In extreme cases, the disease is so advanced that the leg may have chronic pain while resting, or tissue loss or gangrene. An estimated 1 percent of those with PAD have these symptoms.

Treatment for intermittent claudication will depend on the underlying cause.

PAD

If your intermittent claudication is caused by PAD, a first step is to modify your risk factors:

  • Stop smoking tobacco products.
  • Reduce and control high blood pressure.
  • Reduce and control high lipids.
  • Begin a supervised exercise program.
  • Eat a balanced, healthy diet (a low-carbohydrate diet has proven helpful in diabetes control and weight loss).

A main aim of treatment is to reduce the risk of heart attack, which is associated with PAD.

Your doctor may prescribe drugs to help with lowering blood pressure and lipids. They also may prescribe drugs to improve blood flow to your legs. Antiplatelet drugs have been shown to reduce the risk of heart problems associated with atherosclerosis and PAD, although they don’t improve claudication.

Other possible treatments include the following:

  • Vascular bypass surgery may be used to revascularize leg arteries.
  • Percutaneous transluminal peripheral arterial angioplasty is a minimally invasive procedure to unblock peripheral arteries.
  • Angioplasty may involve placement of a stent to help keep the peripheral artery open or an atherectomy.

A 2015 review of PAD treatment studies noted that these surgeries/procedures improve blood flow, but the effects may not last, and they may be associated with higher death rates. Each individual is different. Discuss the pros and cons of surgery with your doctor.

Other causes

Treatment for other causes of intermittent claudication includes leg rest, over-the-counter or prescription painkillers, physical therapy, and, in some cases, surgery.

The recommended exercise for intermittent claudication is walking. A meta-analysis from 2000 recommended:

  • Walk 30 minutes at least three times a week for the most benefit.
  • Rest when near your highest pain point.
  • Follow the program for at least six months.
  • Walk in a supervised program for best results.

The results showed an average 122 percent increase in the distance people were able to walk.

A 2015 study found significant improvement after three months among those who participated in a supervised walking and educational program.

Home exercise programs may include other leg exercises or walking on a treadmill. Several studies note that that these programs may be more convenient, but that supervised exercise is more beneficial. One review found that the results of a supervised program of exercise were equivalent to angioplasty in terms of walking improvement and quality of life.

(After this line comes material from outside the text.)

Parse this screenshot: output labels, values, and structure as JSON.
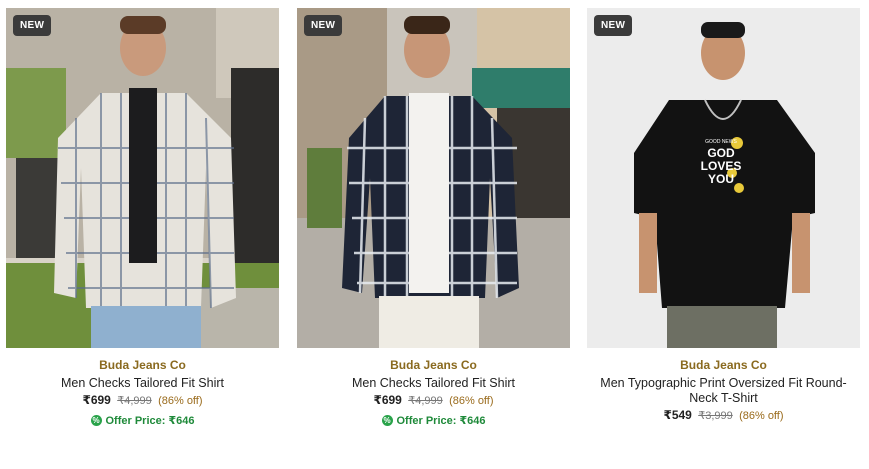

The outlook for intermittent claudication depends on the underlying disease. Baker’s cysts can be treated and usually cured. Other muscular and nerve diseases can also be treated to provide significant pain and symptom improvement.

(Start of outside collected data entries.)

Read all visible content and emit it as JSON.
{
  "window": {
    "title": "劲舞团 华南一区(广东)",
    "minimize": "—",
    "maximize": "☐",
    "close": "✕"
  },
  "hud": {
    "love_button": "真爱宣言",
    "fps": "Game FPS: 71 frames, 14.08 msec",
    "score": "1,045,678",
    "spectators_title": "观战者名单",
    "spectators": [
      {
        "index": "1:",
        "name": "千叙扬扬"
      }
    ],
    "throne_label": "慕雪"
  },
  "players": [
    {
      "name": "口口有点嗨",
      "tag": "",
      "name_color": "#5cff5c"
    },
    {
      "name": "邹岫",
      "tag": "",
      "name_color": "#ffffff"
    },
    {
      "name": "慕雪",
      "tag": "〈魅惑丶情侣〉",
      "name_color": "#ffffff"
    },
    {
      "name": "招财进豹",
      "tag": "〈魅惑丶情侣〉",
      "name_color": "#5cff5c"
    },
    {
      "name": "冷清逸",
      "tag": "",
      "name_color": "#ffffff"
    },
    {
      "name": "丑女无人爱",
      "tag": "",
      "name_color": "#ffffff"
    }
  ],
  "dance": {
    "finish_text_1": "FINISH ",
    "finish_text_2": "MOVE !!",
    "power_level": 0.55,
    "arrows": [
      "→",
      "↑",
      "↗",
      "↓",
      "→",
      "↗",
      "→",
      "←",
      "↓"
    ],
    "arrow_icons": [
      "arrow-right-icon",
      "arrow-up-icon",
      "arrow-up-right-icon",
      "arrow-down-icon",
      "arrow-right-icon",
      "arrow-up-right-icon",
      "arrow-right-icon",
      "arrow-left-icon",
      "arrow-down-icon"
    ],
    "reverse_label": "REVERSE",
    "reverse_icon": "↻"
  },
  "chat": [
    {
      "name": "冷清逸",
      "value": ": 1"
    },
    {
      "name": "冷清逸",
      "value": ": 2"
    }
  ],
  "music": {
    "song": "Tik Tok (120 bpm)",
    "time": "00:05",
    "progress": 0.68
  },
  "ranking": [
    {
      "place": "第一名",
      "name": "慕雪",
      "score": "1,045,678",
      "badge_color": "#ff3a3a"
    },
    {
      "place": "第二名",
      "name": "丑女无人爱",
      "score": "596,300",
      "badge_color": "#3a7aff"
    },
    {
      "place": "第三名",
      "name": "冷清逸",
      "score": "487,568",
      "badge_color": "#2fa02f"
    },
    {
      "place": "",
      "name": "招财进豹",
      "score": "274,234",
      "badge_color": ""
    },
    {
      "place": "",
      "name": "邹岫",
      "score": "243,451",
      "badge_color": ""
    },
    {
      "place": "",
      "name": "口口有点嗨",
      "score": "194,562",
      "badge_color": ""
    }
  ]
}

If PAD is the cause of intermittent claudication, it’s treatable but not curable. Physical therapy can improve walking distance. Drugs and surgery can treat PAD and minimize its risk factors. Aggressive treatment to minimize risk factors is advised.

Most important is treatment for any cardiovascular disease. In an article written in 2001, as many as 90 percent of people with intermittent claudication were found to have cardiovascular disease. People with intermittent claudication have a much higher mortality risk than others of their age who do not.

The 5-year mortality rate for intermittent claudication from all causes is 30 percent, according to a 2001 clinical review. Of those deaths, an estimated 70 to 80 percent can be attributed to cardiovascular disease. A more recent study (2017) found improvements in the mortality rate at 5 years.

There’s ongoing research to find better treatments, including gene therapy and methods for increasing new blood vessel growth (therapeutic angiogenesis). Talk to your doctor about current therapies, as well as new therapies and clinical trials.